By searching bioinformatic databases, Willert hypothesized that the normal gene, called CRADD, regulates how brain cells sprout and maintain proper connections. Her cellular studies showed that the mutated version of CRADD found in the Mennonite family alters the ability of the CRADD protein to interact with other proteins necessary to initiate programmed cell death. Thus, her findings offered a potential reason for the patients’ cognitive and learning deficits.
"The critical thinking involved, thinking of these things as puzzles, has been captivating."
NATHAN ACHILLY
With Strauss and team, Willert shared her scientific sleuthing story with the family and at the annual meeting of the Society for Neuroscience in Washington, D.C., in November 2011.
“We were looking for answers to whatever would cause this,” says family member Geneva Martin, whose three sons, brother-in-law, and sister-in-law are affected. “It helps just to know.”
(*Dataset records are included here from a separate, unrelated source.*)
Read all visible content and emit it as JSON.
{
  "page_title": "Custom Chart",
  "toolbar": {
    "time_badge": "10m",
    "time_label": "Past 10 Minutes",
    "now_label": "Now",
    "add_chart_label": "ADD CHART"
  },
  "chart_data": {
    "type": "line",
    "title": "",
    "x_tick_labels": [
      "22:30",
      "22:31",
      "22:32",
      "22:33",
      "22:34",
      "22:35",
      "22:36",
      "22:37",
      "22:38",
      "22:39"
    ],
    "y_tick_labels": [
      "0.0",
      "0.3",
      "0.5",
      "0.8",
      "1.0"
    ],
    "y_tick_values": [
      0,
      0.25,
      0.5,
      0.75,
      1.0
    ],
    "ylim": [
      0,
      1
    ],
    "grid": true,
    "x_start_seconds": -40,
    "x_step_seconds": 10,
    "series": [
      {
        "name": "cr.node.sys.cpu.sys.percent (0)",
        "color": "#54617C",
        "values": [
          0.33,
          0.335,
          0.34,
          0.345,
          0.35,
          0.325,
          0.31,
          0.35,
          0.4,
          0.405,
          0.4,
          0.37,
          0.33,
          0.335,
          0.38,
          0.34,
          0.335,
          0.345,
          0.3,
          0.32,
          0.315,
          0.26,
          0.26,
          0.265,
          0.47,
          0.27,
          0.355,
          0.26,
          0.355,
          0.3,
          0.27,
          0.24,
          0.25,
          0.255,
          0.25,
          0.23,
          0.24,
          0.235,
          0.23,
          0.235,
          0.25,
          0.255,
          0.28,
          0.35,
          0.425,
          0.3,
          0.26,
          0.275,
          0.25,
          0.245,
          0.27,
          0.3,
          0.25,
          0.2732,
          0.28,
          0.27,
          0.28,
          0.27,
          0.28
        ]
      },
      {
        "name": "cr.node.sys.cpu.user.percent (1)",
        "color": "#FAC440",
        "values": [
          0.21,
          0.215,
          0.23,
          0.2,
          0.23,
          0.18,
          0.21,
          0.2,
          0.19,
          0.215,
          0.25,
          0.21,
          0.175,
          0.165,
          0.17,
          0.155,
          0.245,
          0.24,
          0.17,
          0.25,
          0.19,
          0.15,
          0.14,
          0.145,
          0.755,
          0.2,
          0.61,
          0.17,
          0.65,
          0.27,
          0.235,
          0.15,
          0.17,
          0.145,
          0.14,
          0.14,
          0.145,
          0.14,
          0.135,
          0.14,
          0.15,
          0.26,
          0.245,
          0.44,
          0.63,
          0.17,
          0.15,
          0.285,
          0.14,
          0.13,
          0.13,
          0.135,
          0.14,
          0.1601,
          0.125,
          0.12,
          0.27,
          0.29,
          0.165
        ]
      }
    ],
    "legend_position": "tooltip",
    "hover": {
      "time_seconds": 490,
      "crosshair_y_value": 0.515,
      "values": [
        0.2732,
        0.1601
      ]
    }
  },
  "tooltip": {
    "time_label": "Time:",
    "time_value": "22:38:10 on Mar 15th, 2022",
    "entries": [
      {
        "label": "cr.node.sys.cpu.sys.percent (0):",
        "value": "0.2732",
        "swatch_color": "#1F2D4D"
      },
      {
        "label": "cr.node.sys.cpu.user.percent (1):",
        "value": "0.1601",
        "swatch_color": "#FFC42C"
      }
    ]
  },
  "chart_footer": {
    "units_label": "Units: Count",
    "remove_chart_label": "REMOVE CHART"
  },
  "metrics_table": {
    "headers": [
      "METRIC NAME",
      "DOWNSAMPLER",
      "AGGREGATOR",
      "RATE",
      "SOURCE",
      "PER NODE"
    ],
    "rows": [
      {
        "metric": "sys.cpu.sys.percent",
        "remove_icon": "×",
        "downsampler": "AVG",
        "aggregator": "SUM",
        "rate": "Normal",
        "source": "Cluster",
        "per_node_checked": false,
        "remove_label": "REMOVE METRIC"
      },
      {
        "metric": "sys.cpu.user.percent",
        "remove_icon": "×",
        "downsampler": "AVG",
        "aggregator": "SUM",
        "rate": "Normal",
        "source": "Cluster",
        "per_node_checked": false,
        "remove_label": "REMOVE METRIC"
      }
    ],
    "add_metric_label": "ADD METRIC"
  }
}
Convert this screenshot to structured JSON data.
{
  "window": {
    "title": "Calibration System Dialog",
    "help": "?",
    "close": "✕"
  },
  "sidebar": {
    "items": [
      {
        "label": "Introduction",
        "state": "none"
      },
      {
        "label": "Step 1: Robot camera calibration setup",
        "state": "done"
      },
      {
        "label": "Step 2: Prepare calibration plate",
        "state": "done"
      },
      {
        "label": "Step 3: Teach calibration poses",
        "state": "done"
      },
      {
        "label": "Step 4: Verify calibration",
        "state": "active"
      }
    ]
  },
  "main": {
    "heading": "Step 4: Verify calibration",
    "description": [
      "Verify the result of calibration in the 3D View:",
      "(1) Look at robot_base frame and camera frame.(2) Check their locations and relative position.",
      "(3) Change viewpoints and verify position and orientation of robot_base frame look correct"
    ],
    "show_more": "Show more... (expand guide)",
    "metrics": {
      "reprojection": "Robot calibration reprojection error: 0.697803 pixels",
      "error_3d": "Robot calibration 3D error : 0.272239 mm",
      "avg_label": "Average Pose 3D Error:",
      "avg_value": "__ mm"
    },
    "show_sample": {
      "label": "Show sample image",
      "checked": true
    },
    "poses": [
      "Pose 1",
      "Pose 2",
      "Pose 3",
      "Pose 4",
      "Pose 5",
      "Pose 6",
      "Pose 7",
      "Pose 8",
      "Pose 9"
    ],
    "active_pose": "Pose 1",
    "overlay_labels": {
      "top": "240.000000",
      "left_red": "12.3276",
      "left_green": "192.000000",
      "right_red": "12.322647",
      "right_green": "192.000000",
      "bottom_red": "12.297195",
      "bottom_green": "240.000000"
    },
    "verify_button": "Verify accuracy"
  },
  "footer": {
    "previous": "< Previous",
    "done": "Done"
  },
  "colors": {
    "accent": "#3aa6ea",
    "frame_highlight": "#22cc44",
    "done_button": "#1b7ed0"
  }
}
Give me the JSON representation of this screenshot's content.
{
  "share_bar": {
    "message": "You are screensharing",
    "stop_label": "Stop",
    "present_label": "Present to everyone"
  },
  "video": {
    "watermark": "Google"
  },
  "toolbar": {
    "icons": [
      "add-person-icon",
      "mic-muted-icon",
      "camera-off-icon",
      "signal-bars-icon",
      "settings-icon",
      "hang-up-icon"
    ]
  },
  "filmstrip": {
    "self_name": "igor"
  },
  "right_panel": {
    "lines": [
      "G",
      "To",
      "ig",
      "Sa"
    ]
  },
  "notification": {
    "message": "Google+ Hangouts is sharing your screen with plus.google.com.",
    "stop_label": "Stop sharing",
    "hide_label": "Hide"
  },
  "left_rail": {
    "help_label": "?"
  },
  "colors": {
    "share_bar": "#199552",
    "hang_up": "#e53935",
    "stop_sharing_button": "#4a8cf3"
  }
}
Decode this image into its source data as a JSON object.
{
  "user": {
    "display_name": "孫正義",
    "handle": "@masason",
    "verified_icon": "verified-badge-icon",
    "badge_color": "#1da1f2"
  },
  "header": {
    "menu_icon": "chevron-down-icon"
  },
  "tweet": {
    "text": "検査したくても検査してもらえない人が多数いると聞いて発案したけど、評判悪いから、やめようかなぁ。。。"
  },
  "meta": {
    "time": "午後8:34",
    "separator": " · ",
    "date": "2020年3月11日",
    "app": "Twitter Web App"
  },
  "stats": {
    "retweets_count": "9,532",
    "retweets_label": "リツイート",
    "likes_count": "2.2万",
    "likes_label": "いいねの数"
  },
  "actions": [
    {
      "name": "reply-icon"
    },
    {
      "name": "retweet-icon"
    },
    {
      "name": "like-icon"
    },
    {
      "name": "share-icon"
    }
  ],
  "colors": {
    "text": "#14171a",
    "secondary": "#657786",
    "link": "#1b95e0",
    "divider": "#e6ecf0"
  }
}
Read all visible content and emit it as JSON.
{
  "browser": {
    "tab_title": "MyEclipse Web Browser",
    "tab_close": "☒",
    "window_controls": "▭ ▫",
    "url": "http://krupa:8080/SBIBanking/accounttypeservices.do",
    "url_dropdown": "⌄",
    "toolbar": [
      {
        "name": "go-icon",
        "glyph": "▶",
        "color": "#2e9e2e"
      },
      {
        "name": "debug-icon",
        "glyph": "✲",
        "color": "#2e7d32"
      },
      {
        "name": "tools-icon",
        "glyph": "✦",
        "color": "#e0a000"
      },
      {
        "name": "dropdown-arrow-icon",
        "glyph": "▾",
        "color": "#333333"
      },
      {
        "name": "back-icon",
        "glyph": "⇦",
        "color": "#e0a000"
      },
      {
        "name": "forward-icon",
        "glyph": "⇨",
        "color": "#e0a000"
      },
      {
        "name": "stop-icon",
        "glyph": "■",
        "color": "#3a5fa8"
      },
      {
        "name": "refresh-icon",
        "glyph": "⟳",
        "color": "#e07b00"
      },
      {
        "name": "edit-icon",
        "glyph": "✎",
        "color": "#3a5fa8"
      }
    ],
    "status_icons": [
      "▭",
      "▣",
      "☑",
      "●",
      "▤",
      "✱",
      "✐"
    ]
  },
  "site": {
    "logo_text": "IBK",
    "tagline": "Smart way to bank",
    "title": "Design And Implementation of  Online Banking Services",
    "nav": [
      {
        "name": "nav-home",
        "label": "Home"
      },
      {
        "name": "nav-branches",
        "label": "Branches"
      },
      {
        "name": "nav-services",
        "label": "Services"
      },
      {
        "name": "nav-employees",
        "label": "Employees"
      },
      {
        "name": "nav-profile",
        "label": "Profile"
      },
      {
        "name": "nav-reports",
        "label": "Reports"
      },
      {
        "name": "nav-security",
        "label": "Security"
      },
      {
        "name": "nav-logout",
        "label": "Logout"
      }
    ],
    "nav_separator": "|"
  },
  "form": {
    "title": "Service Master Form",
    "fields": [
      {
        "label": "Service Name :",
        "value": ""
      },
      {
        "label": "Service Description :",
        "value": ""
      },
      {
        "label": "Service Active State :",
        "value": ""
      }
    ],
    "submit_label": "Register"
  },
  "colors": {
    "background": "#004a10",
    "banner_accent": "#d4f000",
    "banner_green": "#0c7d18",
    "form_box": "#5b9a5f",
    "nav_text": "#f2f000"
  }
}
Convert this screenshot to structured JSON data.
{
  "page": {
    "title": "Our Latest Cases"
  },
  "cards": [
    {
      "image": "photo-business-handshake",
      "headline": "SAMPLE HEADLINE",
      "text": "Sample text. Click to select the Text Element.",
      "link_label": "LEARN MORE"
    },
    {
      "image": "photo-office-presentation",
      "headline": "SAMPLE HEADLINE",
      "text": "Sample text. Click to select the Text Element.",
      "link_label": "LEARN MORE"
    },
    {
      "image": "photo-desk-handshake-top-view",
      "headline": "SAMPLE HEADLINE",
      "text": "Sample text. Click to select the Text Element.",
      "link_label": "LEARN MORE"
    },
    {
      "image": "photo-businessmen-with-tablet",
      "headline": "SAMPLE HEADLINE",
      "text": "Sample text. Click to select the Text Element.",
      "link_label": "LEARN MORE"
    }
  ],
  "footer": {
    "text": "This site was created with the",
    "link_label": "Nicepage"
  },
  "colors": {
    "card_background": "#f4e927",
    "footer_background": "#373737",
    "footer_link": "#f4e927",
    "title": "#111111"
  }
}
Willert says that meeting the family helped her gain a better focus in the lab. “I could put a name and face on what I had been studying for so long,” she says, “and actually see the kids and how they interacted.”
Now she can imagine how a mutation in a nerve cell might translate into the behavioral changes that she saw. It also helped her better design the experiments that she conducted this past summer when she was hired by the clinic team to continue her work.
Shaking off those first-day jitters, Achilly took to the project as well. After two years uncovering how a mutation in an enzyme involved in protein synthesis might cause Usher syndrome type IIIB, characterized by hearing loss and progressive vision loss, Achilly, who graduated in May, has expanded his sights beyond a medical degree. He now plans to pursue an M.D.,Ph.D. in translational neuroscience.
“The two years of experience that I gained from Rob’s lab have changed my life in many ways,” he says. “The critical thinking involved, thinking of these things as puzzles, has been captivating.”